All right, let the business go, George and Ron can manage it for a while. So: her children, her husband, her father.

She immediately went to visit him, and he immediately told her to go back to her family, as she knew he would. They said things about money and nurses and how this would take years and how everything would be like normal for a very long time. Everything did still in fact seem normal, that Christmas. Angelina’s father put on a Santa suit and came in through the back door to surprise his grandchildren.

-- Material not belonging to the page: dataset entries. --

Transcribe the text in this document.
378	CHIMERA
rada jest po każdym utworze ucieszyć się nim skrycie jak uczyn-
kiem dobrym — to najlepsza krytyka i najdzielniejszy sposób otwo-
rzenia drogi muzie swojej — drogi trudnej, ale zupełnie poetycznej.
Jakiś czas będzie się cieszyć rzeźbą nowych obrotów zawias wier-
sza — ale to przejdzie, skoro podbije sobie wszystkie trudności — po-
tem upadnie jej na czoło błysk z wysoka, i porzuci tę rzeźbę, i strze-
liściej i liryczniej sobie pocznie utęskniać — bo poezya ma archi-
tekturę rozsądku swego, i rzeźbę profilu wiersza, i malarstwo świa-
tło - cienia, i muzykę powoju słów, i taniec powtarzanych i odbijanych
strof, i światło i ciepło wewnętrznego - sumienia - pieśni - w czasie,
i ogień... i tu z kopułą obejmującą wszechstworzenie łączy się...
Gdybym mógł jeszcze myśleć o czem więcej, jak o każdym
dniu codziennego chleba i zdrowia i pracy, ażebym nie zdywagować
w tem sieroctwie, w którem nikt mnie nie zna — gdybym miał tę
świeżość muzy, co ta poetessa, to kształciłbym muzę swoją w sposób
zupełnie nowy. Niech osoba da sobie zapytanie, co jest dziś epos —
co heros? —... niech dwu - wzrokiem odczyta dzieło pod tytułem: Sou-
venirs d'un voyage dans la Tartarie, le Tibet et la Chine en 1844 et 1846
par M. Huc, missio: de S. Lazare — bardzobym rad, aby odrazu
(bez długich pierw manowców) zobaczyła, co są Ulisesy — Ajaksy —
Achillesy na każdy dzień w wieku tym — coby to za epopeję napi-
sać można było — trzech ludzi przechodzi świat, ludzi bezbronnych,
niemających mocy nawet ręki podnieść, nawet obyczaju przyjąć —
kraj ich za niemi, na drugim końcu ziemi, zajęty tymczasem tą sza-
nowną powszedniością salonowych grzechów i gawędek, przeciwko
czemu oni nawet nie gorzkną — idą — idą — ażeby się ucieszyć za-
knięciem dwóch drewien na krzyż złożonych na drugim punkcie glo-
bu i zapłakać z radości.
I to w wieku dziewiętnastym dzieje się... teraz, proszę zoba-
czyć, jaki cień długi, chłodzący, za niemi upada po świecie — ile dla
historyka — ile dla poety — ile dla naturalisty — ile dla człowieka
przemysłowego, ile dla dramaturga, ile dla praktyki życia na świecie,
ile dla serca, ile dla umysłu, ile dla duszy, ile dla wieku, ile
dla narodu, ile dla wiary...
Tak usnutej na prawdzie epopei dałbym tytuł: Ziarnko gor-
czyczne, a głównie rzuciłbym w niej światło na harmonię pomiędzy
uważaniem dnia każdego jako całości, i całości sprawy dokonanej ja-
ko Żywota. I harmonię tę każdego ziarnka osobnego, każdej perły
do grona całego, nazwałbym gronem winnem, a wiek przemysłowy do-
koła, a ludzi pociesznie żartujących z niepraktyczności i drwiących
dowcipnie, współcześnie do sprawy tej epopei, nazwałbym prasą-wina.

By the next summer there were nurses, full-time. Her children, her husband, her father — Angelina stopped working. She took the Floo Network and arrived dusty, then came back next week and wondered why there was still ash on the floor from her last visit. Whose job was that? Not the nurse’s. Angelina hired a housekeeper. Her father didn’t like all these strangers around. He stopped sleeping comfortably and looked visibly nervous. Angelina let the housekeeper go and picked up a broom.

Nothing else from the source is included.